In the few years I attended the Alley, I learned a few new skills during some of the classes that were taught by Guest speakers, or members themselves. I was asked to teach balloon twisting at one of the meetings.

The greatest benefit I got from the Clown Alley wasn’t even from one of the meetings, but from the result of a mass mailing (via e mail) I got from one of the members. A DVD production Company was looking for a Host or Hostess of a Children’s Party DVD. They were looking for a High energy Clown to Host the DVD, which I and a bunch of other Clowns auditioned for. The DVD Is called “Playtime with Polkadots” and is available on Line at Borders Books and Barns and Nobles. Have you figured out which Clown ended up getting the part? I was pretty flattered since the Alley is the home to a lot of great talent.
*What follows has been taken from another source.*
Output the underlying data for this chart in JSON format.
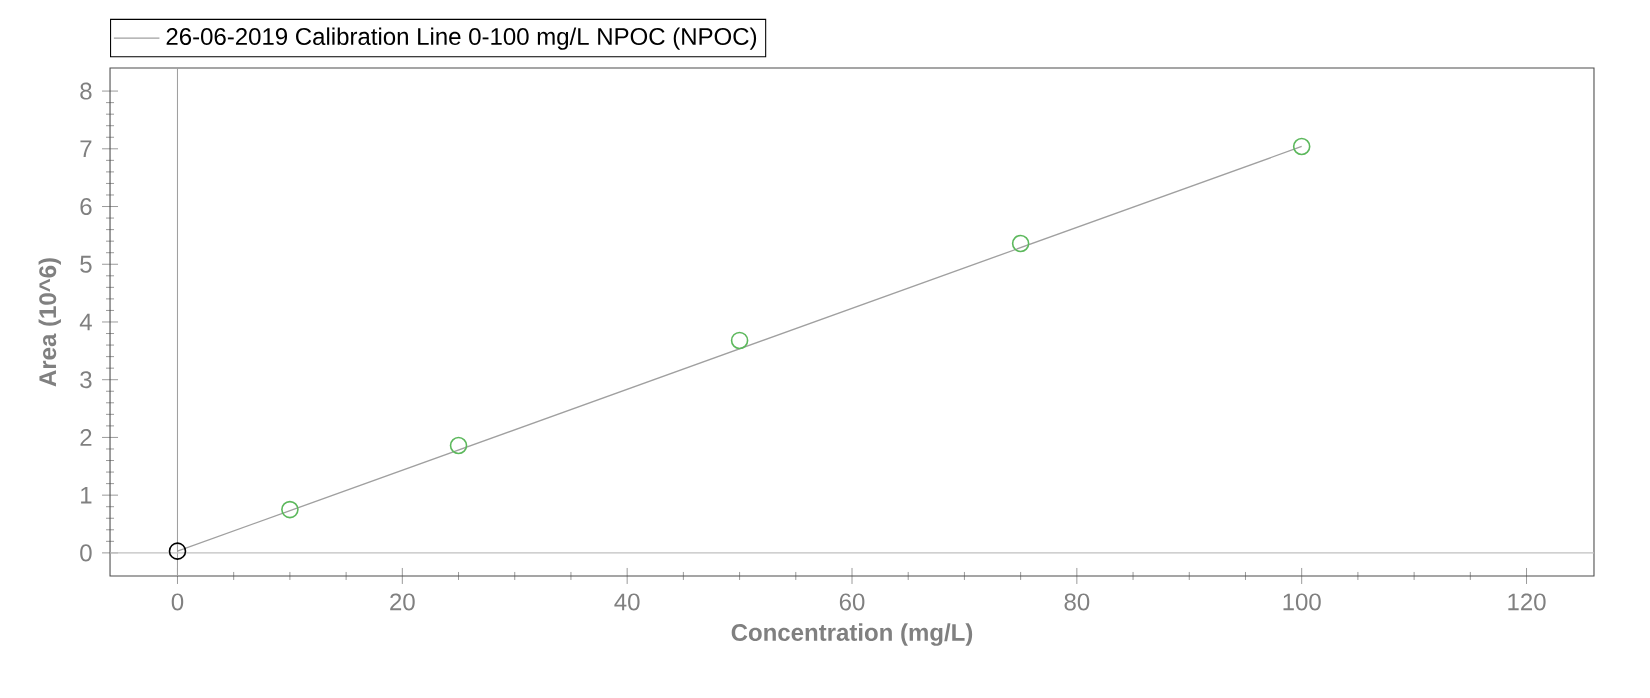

Another advantage to having the Clown Alley around was having a list of names you could call on in times of need. For instance, during the last Subway strike, an exchange in jobs was made with the Manhattan Clowns and Clowns in other Boroughs’ who couldn’t get to there jobs because of the strike.
With all of that said, I think you might have figured out what goes on behind the laughter.

Note: Some of the names in this story have been changed to protect the Author.